Disclaimer: This interview is for informational purposes only and should not be relied upon as a basis for investment decisions. In Practise is an independent publisher and all opinions expressed by guests are solely their own opinions and do not reflect the opinion of In Practise.

Just to start, one thing I’ve always been curious about, especially in the last few years, is just how to value these businesses. Obviously, very few of them are cheap, at least on any normalized or free cash flow metric. Who wants to kick off and share any key drivers or what they look at when they are valuing, either when they are modelling something out or, even conceptually, how they look at valuing something like Constellation, today?

There are a couple of ways that I look at it. Free cash flow yield and the growth of free cash flow, which is organic growth and a bit of operating leverage, that gets you to some kind of standstill return. Then obviously, the net leverage and share dilution, you can take into consideration, in terms of pure value added, per year.

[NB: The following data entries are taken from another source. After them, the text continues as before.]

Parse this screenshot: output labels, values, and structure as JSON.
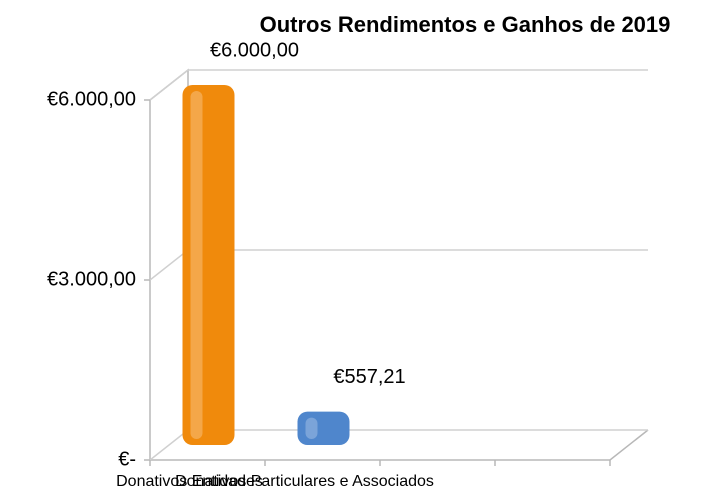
{
  "chart_data": {
    "type": "bar",
    "title": "Outros Rendimentos e Ganhos de 2019",
    "categories": [
      "Donativos Entidades",
      "Donativos Particulares e Associados",
      null,
      null
    ],
    "series": [
      {
        "name": null,
        "colors": [
          "#f08a0c",
          "#4f86cc",
          null,
          null
        ],
        "values": [
          6000,
          557.21,
          null,
          null
        ],
        "value_labels": [
          "€6.000,00",
          "€557,21",
          null,
          null
        ]
      }
    ],
    "ylim": [
      0,
      6000
    ],
    "yticks": [
      {
        "value": 0,
        "label": "€-"
      },
      {
        "value": 3000,
        "label": "€3.000,00"
      },
      {
        "value": 6000,
        "label": "€6.000,00"
      }
    ],
    "grid": true
  }
}
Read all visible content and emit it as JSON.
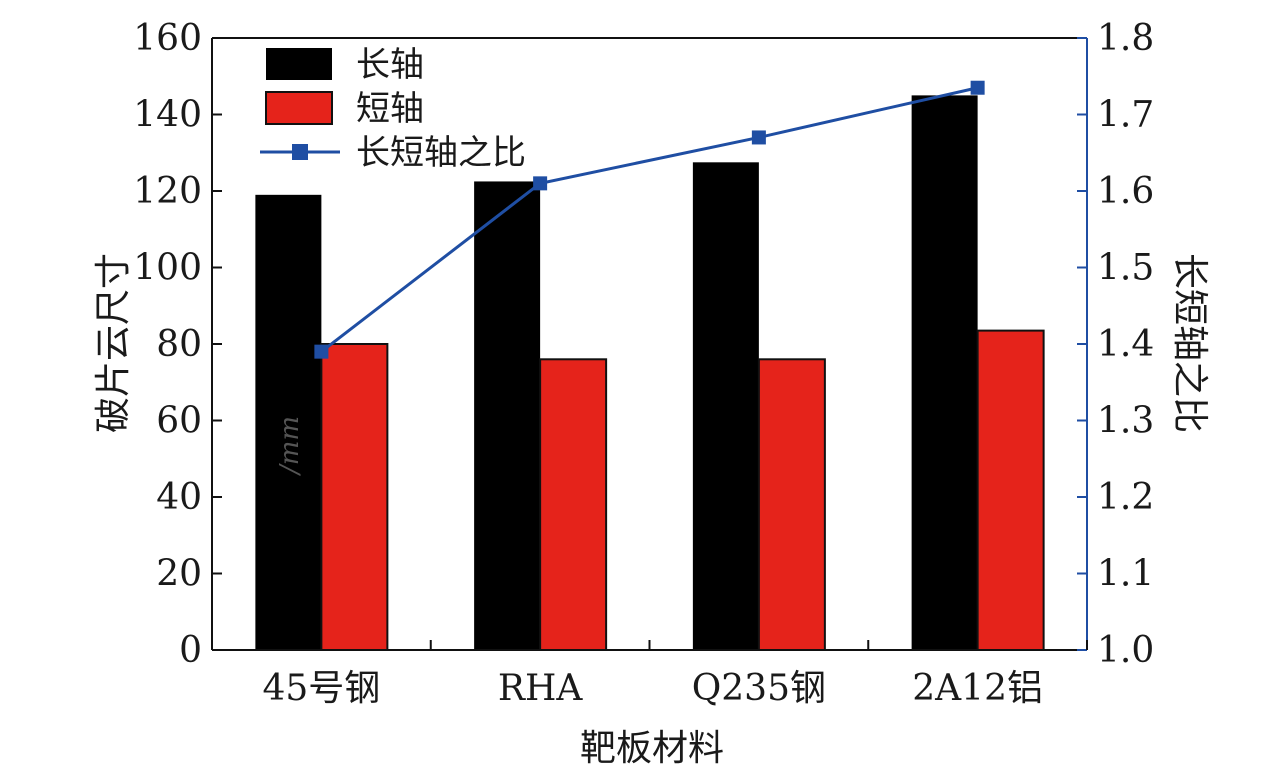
{
  "chart_data": {
    "type": "bar",
    "categories": [
      "45号钢",
      "RHA",
      "Q235钢",
      "2A12铝"
    ],
    "series": [
      {
        "name": "长轴",
        "values": [
          119,
          122.5,
          127.5,
          145
        ],
        "axis": "left",
        "color": "#000000"
      },
      {
        "name": "短轴",
        "values": [
          80,
          76,
          76,
          83.5
        ],
        "axis": "left",
        "color": "#e5231b"
      }
    ],
    "line_series": [
      {
        "name": "长短轴之比",
        "values": [
          1.39,
          1.61,
          1.67,
          1.735
        ],
        "axis": "right",
        "color": "#1f4ea3"
      }
    ],
    "xlabel": "靶板材料",
    "ylabel": "破片云尺寸",
    "ylabel_unit": "/mm",
    "y2label": "长短轴之比",
    "ylim": [
      0,
      160
    ],
    "yticks": [
      "0",
      "20",
      "40",
      "60",
      "80",
      "100",
      "120",
      "140",
      "160"
    ],
    "y2lim": [
      1.0,
      1.8
    ],
    "y2ticks": [
      "1.0",
      "1.1",
      "1.2",
      "1.3",
      "1.4",
      "1.5",
      "1.6",
      "1.7",
      "1.8"
    ],
    "legend_position": "top-left",
    "grid": false
  }
}
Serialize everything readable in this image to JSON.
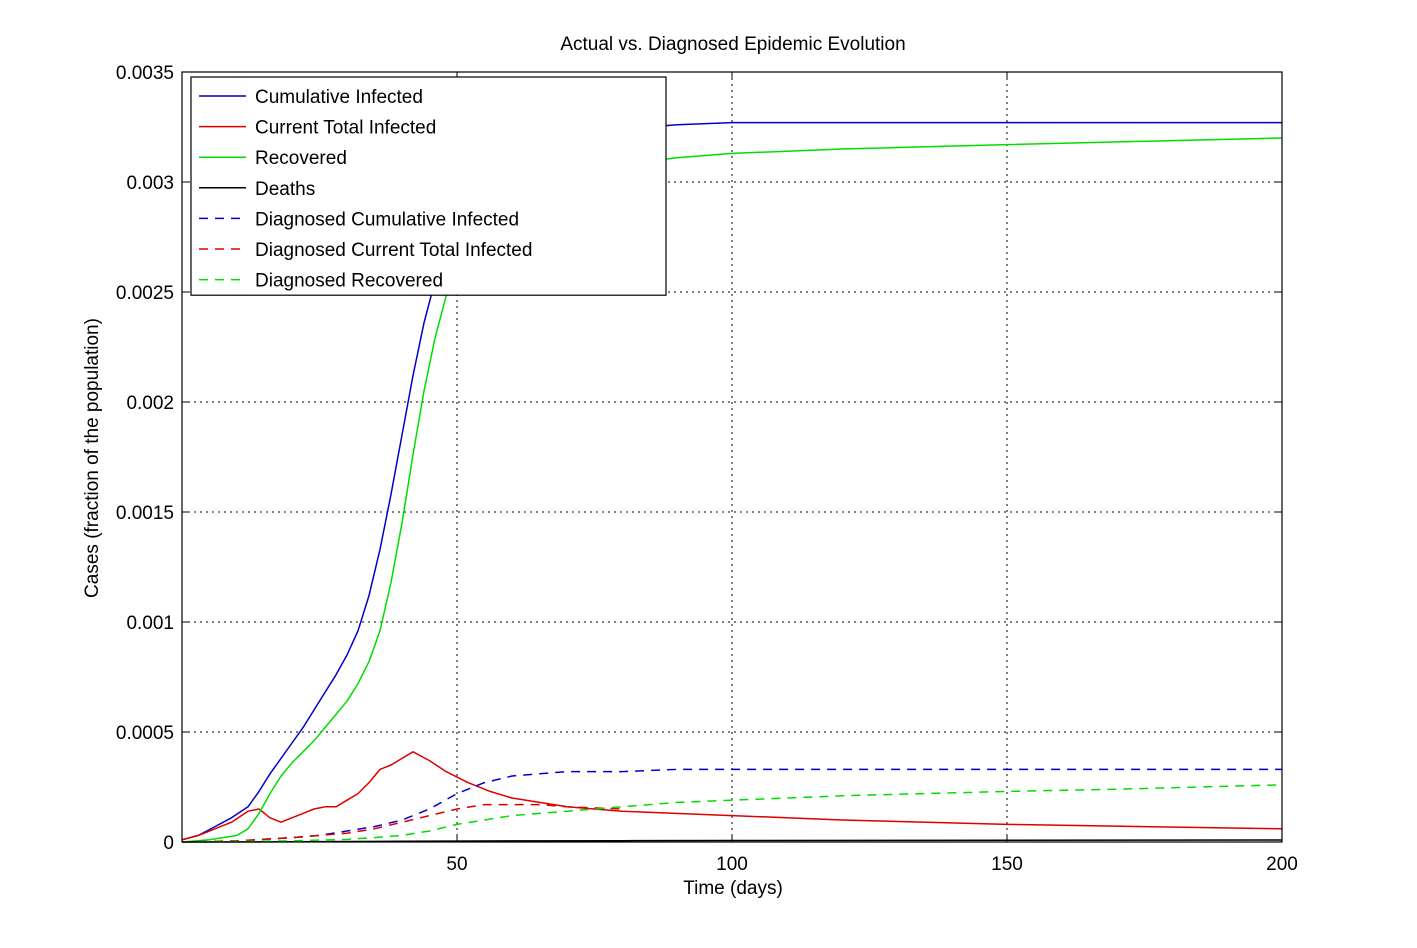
{
  "chart_data": {
    "type": "line",
    "title": "Actual vs. Diagnosed Epidemic Evolution",
    "xlabel": "Time (days)",
    "ylabel": "Cases (fraction of the population)",
    "xlim": [
      0,
      200
    ],
    "ylim": [
      0,
      0.0035
    ],
    "xticks": [
      50,
      100,
      150,
      200
    ],
    "xtick_labels": [
      "50",
      "100",
      "150",
      "200"
    ],
    "yticks": [
      0,
      0.0005,
      0.001,
      0.0015,
      0.002,
      0.0025,
      0.003,
      0.0035
    ],
    "ytick_labels": [
      "0",
      "0.0005",
      "0.001",
      "0.0015",
      "0.002",
      "0.0025",
      "0.003",
      "0.0035"
    ],
    "grid": true,
    "legend_position": "top-left",
    "series": [
      {
        "name": "Cumulative Infected",
        "color": "#0000cc",
        "dash": "solid",
        "x": [
          0,
          3,
          6,
          9,
          12,
          14,
          16,
          18,
          20,
          22,
          24,
          26,
          28,
          30,
          32,
          34,
          36,
          38,
          40,
          42,
          44,
          46,
          48,
          50,
          53,
          56,
          60,
          65,
          70,
          75,
          80,
          90,
          100,
          120,
          150,
          200
        ],
        "y": [
          1e-05,
          3e-05,
          7e-05,
          0.00011,
          0.00016,
          0.00023,
          0.00031,
          0.00038,
          0.00045,
          0.00052,
          0.0006,
          0.00068,
          0.00076,
          0.00085,
          0.00096,
          0.00112,
          0.00133,
          0.00158,
          0.00185,
          0.00212,
          0.00236,
          0.00255,
          0.0027,
          0.0028,
          0.00292,
          0.003,
          0.00308,
          0.00315,
          0.00319,
          0.00322,
          0.00324,
          0.00326,
          0.00327,
          0.00327,
          0.00327,
          0.00327
        ]
      },
      {
        "name": "Current Total Infected",
        "color": "#dd0000",
        "dash": "solid",
        "x": [
          0,
          3,
          6,
          9,
          12,
          14,
          16,
          18,
          20,
          22,
          24,
          26,
          28,
          30,
          32,
          34,
          36,
          38,
          40,
          42,
          45,
          48,
          52,
          56,
          60,
          70,
          80,
          100,
          120,
          150,
          200
        ],
        "y": [
          1e-05,
          3e-05,
          6e-05,
          9e-05,
          0.00014,
          0.00015,
          0.00011,
          9e-05,
          0.00011,
          0.00013,
          0.00015,
          0.00016,
          0.00016,
          0.00019,
          0.00022,
          0.00027,
          0.00033,
          0.00035,
          0.00038,
          0.00041,
          0.00037,
          0.00032,
          0.00027,
          0.00023,
          0.0002,
          0.00016,
          0.00014,
          0.00012,
          0.0001,
          8e-05,
          6e-05
        ]
      },
      {
        "name": "Recovered",
        "color": "#00dd00",
        "dash": "solid",
        "x": [
          0,
          5,
          10,
          12,
          14,
          16,
          18,
          20,
          22,
          24,
          26,
          28,
          30,
          32,
          34,
          36,
          38,
          40,
          42,
          44,
          46,
          48,
          50,
          53,
          56,
          60,
          65,
          70,
          80,
          90,
          100,
          120,
          150,
          200
        ],
        "y": [
          0,
          1e-05,
          3e-05,
          6e-05,
          0.00013,
          0.00022,
          0.0003,
          0.00036,
          0.00041,
          0.00046,
          0.00052,
          0.00058,
          0.00064,
          0.00072,
          0.00082,
          0.00096,
          0.00118,
          0.00145,
          0.00176,
          0.00205,
          0.00229,
          0.00248,
          0.00262,
          0.00276,
          0.00285,
          0.00293,
          0.00299,
          0.00303,
          0.00308,
          0.00311,
          0.00313,
          0.00315,
          0.00317,
          0.0032
        ]
      },
      {
        "name": "Deaths",
        "color": "#000000",
        "dash": "solid",
        "x": [
          0,
          20,
          40,
          60,
          80,
          100,
          150,
          200
        ],
        "y": [
          0,
          1e-06,
          3e-06,
          5e-06,
          6e-06,
          7e-06,
          8e-06,
          9e-06
        ]
      },
      {
        "name": "Diagnosed Cumulative Infected",
        "color": "#0000cc",
        "dash": "dashed",
        "x": [
          0,
          10,
          20,
          25,
          30,
          35,
          40,
          45,
          50,
          55,
          60,
          65,
          70,
          80,
          90,
          100,
          150,
          200
        ],
        "y": [
          0,
          5e-06,
          2e-05,
          3e-05,
          5e-05,
          7e-05,
          0.0001,
          0.00015,
          0.00022,
          0.00027,
          0.0003,
          0.00031,
          0.00032,
          0.00032,
          0.00033,
          0.00033,
          0.00033,
          0.00033
        ]
      },
      {
        "name": "Diagnosed Current Total Infected",
        "color": "#dd0000",
        "dash": "dashed",
        "x": [
          0,
          10,
          20,
          25,
          30,
          35,
          40,
          45,
          50,
          55,
          60,
          65,
          70,
          80
        ],
        "y": [
          0,
          5e-06,
          2e-05,
          3e-05,
          4e-05,
          6e-05,
          9e-05,
          0.00012,
          0.00015,
          0.00017,
          0.00017,
          0.00017,
          0.00016,
          0.00015
        ]
      },
      {
        "name": "Diagnosed Recovered",
        "color": "#00dd00",
        "dash": "dashed",
        "x": [
          0,
          20,
          30,
          35,
          40,
          45,
          50,
          55,
          60,
          65,
          70,
          75,
          80,
          90,
          100,
          120,
          150,
          170,
          200
        ],
        "y": [
          0,
          5e-06,
          1.2e-05,
          2e-05,
          3e-05,
          5e-05,
          8e-05,
          0.0001,
          0.00012,
          0.00013,
          0.00014,
          0.00015,
          0.00016,
          0.00018,
          0.00019,
          0.00021,
          0.00023,
          0.00024,
          0.00026
        ]
      }
    ]
  }
}
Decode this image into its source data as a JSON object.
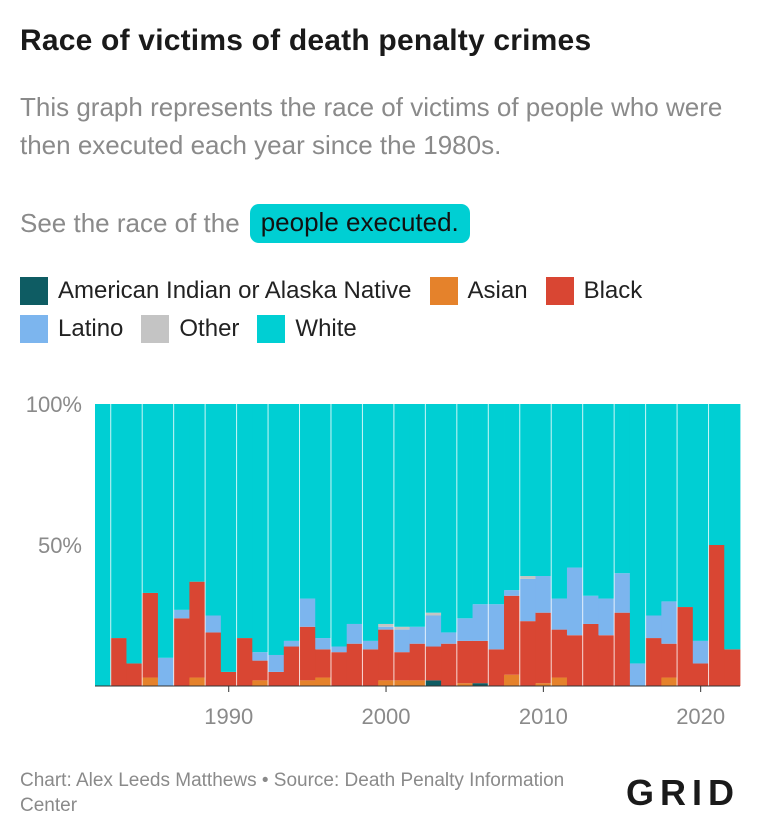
{
  "header": {
    "title": "Race of victims of death penalty crimes",
    "subtitle": "This graph represents the race of victims of people who were then executed each year since the 1980s.",
    "see_prefix": "See the race of the",
    "see_link": "people executed."
  },
  "footer": {
    "credit": "Chart: Alex Leeds Matthews • Source: Death Penalty Information Center",
    "logo": "GRID"
  },
  "colors": {
    "American Indian or Alaska Native": "#0e5c63",
    "Asian": "#e5822b",
    "Black": "#d94633",
    "Latino": "#7cb5ee",
    "Other": "#c4c4c4",
    "White": "#00cfd3"
  },
  "chart_data": {
    "type": "bar",
    "stacked": true,
    "percent": true,
    "x": [
      1982,
      1983,
      1984,
      1985,
      1986,
      1987,
      1988,
      1989,
      1990,
      1991,
      1992,
      1993,
      1994,
      1995,
      1996,
      1997,
      1998,
      1999,
      2000,
      2001,
      2002,
      2003,
      2004,
      2005,
      2006,
      2007,
      2008,
      2009,
      2010,
      2011,
      2012,
      2013,
      2014,
      2015,
      2016,
      2017,
      2018,
      2019,
      2020,
      2021,
      2022
    ],
    "x_ticks": [
      1990,
      2000,
      2010,
      2020
    ],
    "y_ticks": [
      {
        "value": 50,
        "label": "50%"
      },
      {
        "value": 100,
        "label": "100%"
      }
    ],
    "ylim": [
      0,
      100
    ],
    "series": [
      {
        "name": "American Indian or Alaska Native",
        "values": [
          0,
          0,
          0,
          0,
          0,
          0,
          0,
          0,
          0,
          0,
          0,
          0,
          0,
          0,
          0,
          0,
          0,
          0,
          0,
          0,
          0,
          2,
          0,
          0,
          1,
          0,
          0,
          0,
          0,
          0,
          0,
          0,
          0,
          0,
          0,
          0,
          0,
          0,
          0,
          0,
          0
        ]
      },
      {
        "name": "Asian",
        "values": [
          0,
          0,
          0,
          3,
          0,
          0,
          3,
          0,
          0,
          0,
          2,
          0,
          0,
          2,
          3,
          0,
          0,
          0,
          2,
          2,
          2,
          0,
          0,
          1,
          0,
          0,
          4,
          0,
          1,
          3,
          0,
          0,
          0,
          0,
          0,
          0,
          3,
          0,
          0,
          0,
          0
        ]
      },
      {
        "name": "Black",
        "values": [
          0,
          17,
          8,
          30,
          0,
          24,
          34,
          19,
          5,
          17,
          7,
          5,
          14,
          19,
          10,
          12,
          15,
          13,
          18,
          10,
          13,
          12,
          15,
          15,
          15,
          13,
          28,
          23,
          25,
          17,
          18,
          22,
          18,
          26,
          0,
          17,
          12,
          28,
          8,
          50,
          13
        ]
      },
      {
        "name": "Latino",
        "values": [
          0,
          0,
          0,
          0,
          10,
          3,
          0,
          6,
          0,
          0,
          3,
          6,
          2,
          10,
          4,
          2,
          7,
          3,
          1,
          8,
          6,
          11,
          4,
          8,
          13,
          16,
          2,
          15,
          13,
          11,
          24,
          10,
          13,
          14,
          8,
          8,
          15,
          0,
          8,
          0,
          0
        ]
      },
      {
        "name": "Other",
        "values": [
          0,
          0,
          0,
          0,
          0,
          0,
          0,
          0,
          0,
          0,
          0,
          0,
          0,
          0,
          0,
          0,
          0,
          0,
          1,
          1,
          0,
          1,
          0,
          0,
          0,
          0,
          0,
          1,
          0,
          0,
          0,
          0,
          0,
          0,
          0,
          0,
          0,
          0,
          0,
          0,
          0
        ]
      },
      {
        "name": "White",
        "values": [
          100,
          83,
          92,
          67,
          90,
          73,
          63,
          75,
          95,
          83,
          88,
          89,
          84,
          69,
          83,
          86,
          78,
          84,
          78,
          79,
          79,
          74,
          81,
          76,
          71,
          71,
          66,
          61,
          61,
          69,
          58,
          68,
          69,
          60,
          92,
          75,
          70,
          72,
          84,
          50,
          87
        ]
      }
    ]
  }
}
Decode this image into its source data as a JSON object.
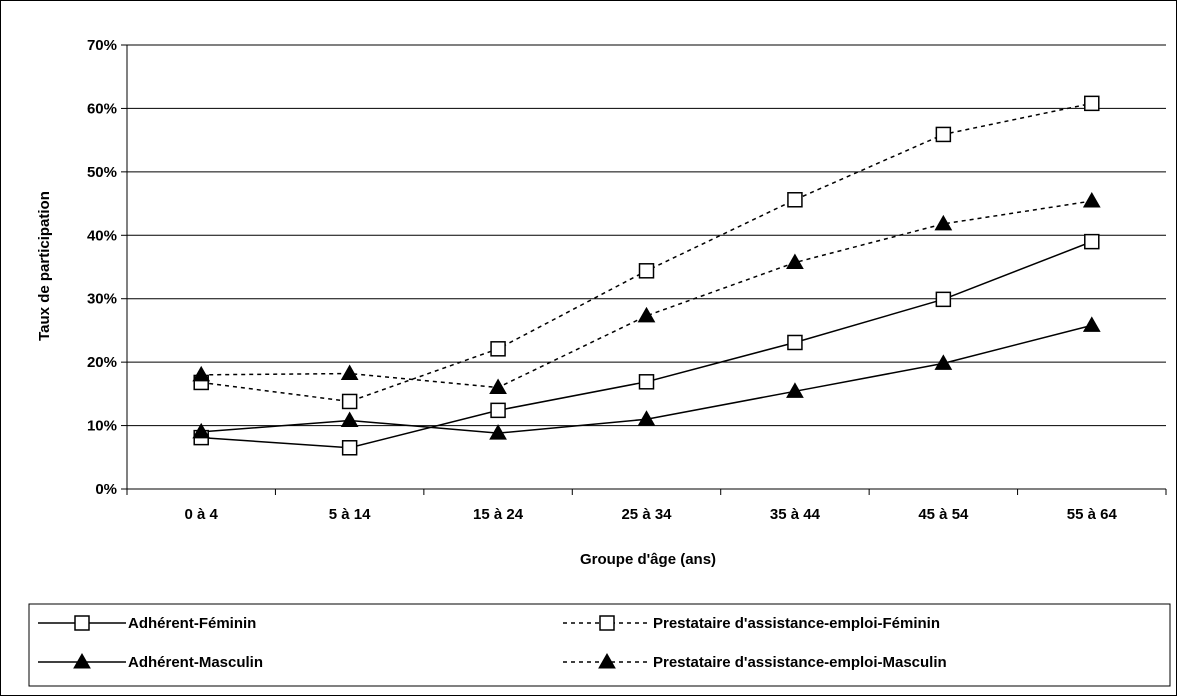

Then you get stuck at M&A, which is obviously the hard part. How much does it add value, beyond the cost of capital and M&A, per year? Really, the two things I look at are, how much capital to deploy and what is the return on that?

Analyst 3: That’s the bottom line, for me. Conceptually, I would say, it comes down to making an assumption about what kind of return on capital they are going to earn and how much can they reinvest? Those are the two things; that is what it comes down to. I know we’ve talked, in the past, about terminal value for Constellation. Earlier on, I had more concerns about that too but, now, I’m at a place where I don’t really worry about that. I don’t think you have any more terminal value risk with Constellation than you do with any other business, at this point.

For me, conceptually, it’s all about making some assumption about return on capital; making some assumption about how much they can reinvest, cast that out over a decade and put a multiple on it.

I don’t know why I compare these two businesses, but I do, in my head; TransDigm versus Constellation. Let’s say TransDigm don’t make another acquisition and nor do Constellation. For me, the terminal multiple on TransDigm would be higher than Constellation because, effectively, they are true, regulated monopolies. I agree, the terminal multiple question for me – depending on the price that you pay – is less of a real worry. There is a quote where Mark, around 2014, 2015, in one of the AGMs, he said, 50% of Constellation’s value is from M&A. If they can’t reallocate capital or, even let’s say you can’t allocate it at 25% and it’s at 15%, you can’t pay 30 times.

Analyst 3: There are two different things there. One would be the reinvestment rate and the other is the terminal value of what they have. The question is, how much cash can they get out and reallocate. I’m at the point where I don’t think there is any bigger risk than for any other business because they are not sitting still with it. They update the software; they try to keep it going. But at some point, possibly, they get pulled out for something better but I think that’s a risk that almost any software company has.

That’s the way I would think about it but the reinvestment risk, for me, is the big one. I don’t know what the bottom-line number is. If you get to 25% return on capital and they reinvest 60%, over a decade, that’s 15% compounding, roughly. If they wind up reinvesting 30% or 40% of what they generate, over the next decade, then you’ve got a problem, I think. Somehow, with Mark and his team, I suspect they are going to find good things to do.